[Math] name for the matrix $X(X^tX)^{-1}X^{t}$

linear algebrastatistics

In my work, I have repeatedly stumbled across the matrix (with a generic matrix $X$ of dimensions $m\times n$ with $m>n$ given) $\Lambda=X(X^tX)^{-1}X^{t}$. It can be characterized by the following:

(1) If $v$ is in the span of the column vectors of $X$, then $\Lambda v=v$.

(2) If $v$ is orthogonal to the span of the column vectors of $X$, then $\Lambda v = 0$.

(we assume that $X$ has full rank).

I find this matrix neat, but for my work (in statistics) I need more intuition behind it. What does it mean in a probability context? We are deriving properties of linear regressions, where each row in $X$ is an observation.

Is this matrix known, and if so in what context (statistics would be optimal but if it is a celebrated operation in differential geometry, I'd be curious to hear as well)?

Best Answer

It is also called hat matrix. The idea is that this matrix "gives the hat": transforms the dependent variable to its prediction in linear regression.
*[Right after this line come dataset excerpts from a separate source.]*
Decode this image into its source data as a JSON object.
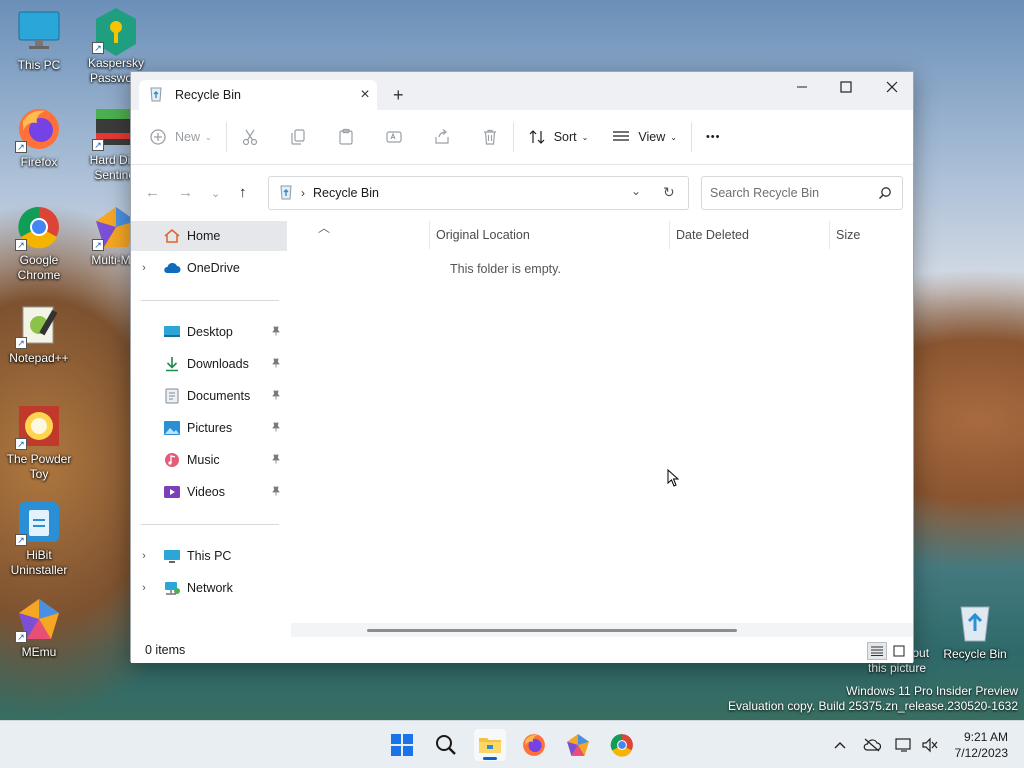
{
  "desktop": {
    "icons": [
      {
        "label": "This PC"
      },
      {
        "label": "Kaspersky Passwo..."
      },
      {
        "label": "Firefox"
      },
      {
        "label": "Hard Disk Sentinel"
      },
      {
        "label": "Google Chrome"
      },
      {
        "label": "Multi-M..."
      },
      {
        "label": "Notepad++"
      },
      {
        "label": "The Powder Toy"
      },
      {
        "label": "HiBit Uninstaller"
      },
      {
        "label": "MEmu"
      },
      {
        "label": "Recycle Bin"
      }
    ],
    "about_picture": "Learn about this picture",
    "watermark_line1": "Windows 11 Pro Insider Preview",
    "watermark_line2": "Evaluation copy. Build 25375.zn_release.230520-1632"
  },
  "window": {
    "tab_title": "Recycle Bin",
    "toolbar": {
      "new_label": "New",
      "sort_label": "Sort",
      "view_label": "View",
      "more_label": "•••"
    },
    "address": {
      "path": "Recycle Bin",
      "search_placeholder": "Search Recycle Bin"
    },
    "nav": {
      "home": "Home",
      "onedrive": "OneDrive",
      "quick": [
        "Desktop",
        "Downloads",
        "Documents",
        "Pictures",
        "Music",
        "Videos"
      ],
      "this_pc": "This PC",
      "network": "Network"
    },
    "columns": [
      "Original Location",
      "Date Deleted",
      "Size"
    ],
    "empty_message": "This folder is empty.",
    "status": "0 items"
  },
  "taskbar": {
    "time": "9:21 AM",
    "date": "7/12/2023"
  },
  "colors": {
    "accent": "#0a64c2",
    "selection": "#e5e7ea",
    "titlebar": "#eef0f3"
  }
}
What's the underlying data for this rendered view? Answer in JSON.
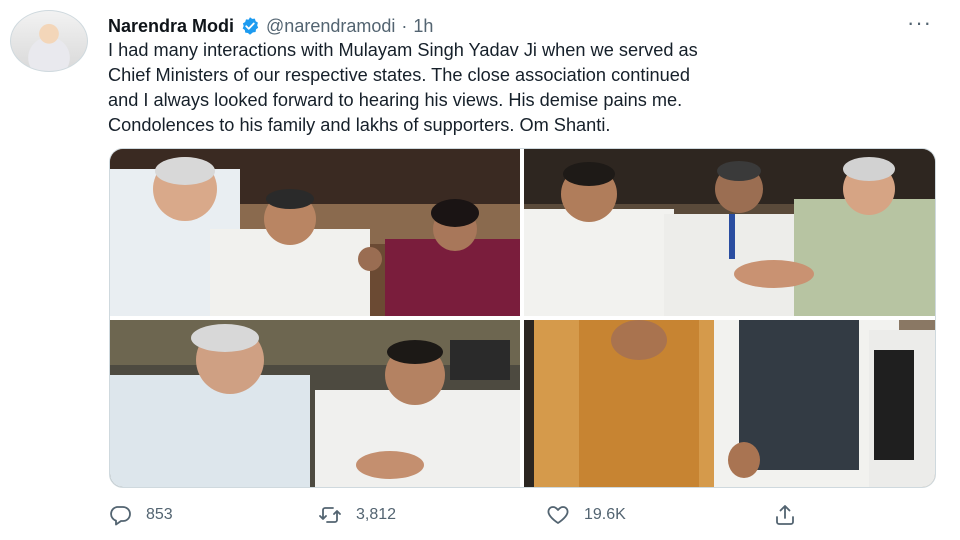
{
  "tweet": {
    "author_name": "Narendra Modi",
    "handle": "@narendramodi",
    "separator": "·",
    "time": "1h",
    "more": "···",
    "lines": [
      "I had many interactions with Mulayam Singh Yadav Ji when we served as",
      "Chief Ministers of our respective states. The close association continued",
      "and I always looked forward to hearing his views. His demise pains me.",
      "Condolences to his family and lakhs of supporters. Om Shanti."
    ]
  },
  "actions": {
    "replies": "853",
    "retweets": "3,812",
    "likes": "19.6K"
  },
  "colors": {
    "verified": "#1d9bf0",
    "secondary_text": "#536471"
  }
}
The linear regression model is the following:

$$y=X\beta+\varepsilon.$$

The least squares estimate of the $\beta$ is defined as

$$\hat\beta=(X^TX)^{-1}X^Ty.$$

The prediction of the model is then:

$$\hat{y}=X\hat\beta=X(X^TX)^{-1}X^Ty$$

So we get that matrix $X(X^TX)^{-1}X^T$ transforms $y$ to $\hat{y}$, hence the hat matrix.